La prose de Deón est magnifique et la voix qui anime « The Perishing » est sincère. Mais ce n’est pas un livre qui s’intéresse à la structure qu’il propose au départ : celle d’une intelligence immortelle, une parmi plusieurs, qui passe de vie en vie en faisant le bien. Alors que l’histoire de Lou est au cœur du livre, elle est souvent interrompue, décollée, doublée, afin que sa future incarnation, Sarah Shipley – jugée pour meurtre en 2102 – la commente ou l’explique. Cela signifie que nous ne nous demandons jamais qui est Lou, pourquoi elle ne se souvient pas de son enfance ou pourquoi elle guérit de manière surnaturelle – mais nous nous demandons plutôt pourquoi nous voyons des morceaux de vies antérieures déployés au hasard qui ont peu à faire avec l’histoire de Sarah, l’histoire de Lou ou l’histoire des immortels dans leur ensemble.

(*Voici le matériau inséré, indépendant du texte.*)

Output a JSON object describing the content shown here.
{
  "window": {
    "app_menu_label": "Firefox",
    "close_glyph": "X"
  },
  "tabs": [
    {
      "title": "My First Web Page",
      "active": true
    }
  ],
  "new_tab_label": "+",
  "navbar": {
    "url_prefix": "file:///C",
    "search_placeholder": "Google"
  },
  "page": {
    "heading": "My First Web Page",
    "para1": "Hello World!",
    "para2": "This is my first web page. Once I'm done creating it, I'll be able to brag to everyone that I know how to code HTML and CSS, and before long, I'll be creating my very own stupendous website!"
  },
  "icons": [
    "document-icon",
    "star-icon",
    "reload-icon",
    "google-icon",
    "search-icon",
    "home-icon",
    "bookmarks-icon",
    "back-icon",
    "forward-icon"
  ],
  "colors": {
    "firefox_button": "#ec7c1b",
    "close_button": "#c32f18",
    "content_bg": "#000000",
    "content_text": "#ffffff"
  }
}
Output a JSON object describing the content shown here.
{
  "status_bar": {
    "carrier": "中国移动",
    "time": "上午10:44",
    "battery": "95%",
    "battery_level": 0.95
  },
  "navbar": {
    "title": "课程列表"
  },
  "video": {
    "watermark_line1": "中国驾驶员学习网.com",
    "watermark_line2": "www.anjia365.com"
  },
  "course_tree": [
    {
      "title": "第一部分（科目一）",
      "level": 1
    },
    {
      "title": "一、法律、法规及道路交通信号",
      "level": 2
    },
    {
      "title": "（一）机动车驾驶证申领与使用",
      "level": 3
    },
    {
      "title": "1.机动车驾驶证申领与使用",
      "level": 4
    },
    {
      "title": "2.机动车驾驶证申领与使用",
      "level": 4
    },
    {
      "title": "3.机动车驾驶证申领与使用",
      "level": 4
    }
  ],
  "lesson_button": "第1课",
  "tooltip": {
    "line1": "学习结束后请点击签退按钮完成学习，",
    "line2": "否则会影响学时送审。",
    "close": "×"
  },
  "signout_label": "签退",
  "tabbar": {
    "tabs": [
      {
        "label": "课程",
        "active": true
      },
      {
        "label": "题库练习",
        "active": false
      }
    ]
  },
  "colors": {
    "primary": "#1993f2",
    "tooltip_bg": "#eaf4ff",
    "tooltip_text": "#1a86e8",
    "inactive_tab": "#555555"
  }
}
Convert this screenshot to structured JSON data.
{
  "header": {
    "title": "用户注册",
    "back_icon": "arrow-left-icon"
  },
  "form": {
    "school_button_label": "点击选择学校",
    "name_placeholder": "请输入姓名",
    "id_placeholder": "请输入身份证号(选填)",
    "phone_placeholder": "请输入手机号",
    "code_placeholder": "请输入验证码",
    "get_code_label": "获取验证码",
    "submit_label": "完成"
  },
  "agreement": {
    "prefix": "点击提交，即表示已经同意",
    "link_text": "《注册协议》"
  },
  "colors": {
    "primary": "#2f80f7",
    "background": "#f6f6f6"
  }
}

Dans l’ensemble, « The Perishing » vibre de moments, de phrases, de passages qui touchent profondément et auraient pu former un principe organisateur pour l’ensemble : la merveilleuse ironie d’un immortel travaillant au bureau de la mort d’un journal ; l’exemple déchirant d’une femme noire des années 30 pleurant le futur meurtre de Latasha Harlins ; la notion d’une communauté d’esprits immortels chassés par quelqu’un en dehors de celle-ci. Le livre n’englobe aucun de ceux-ci – mais bien qu’il ne soit pas cohérent ou ne ferme pas les histoires de cadrage avec lesquelles il s’ouvre, la fenêtre qu’il maintient sur la vie de Lou montre un monde vibrant et immersif dans lequel il vaut la peine de passer du temps, d’apprendre et de se souvenir.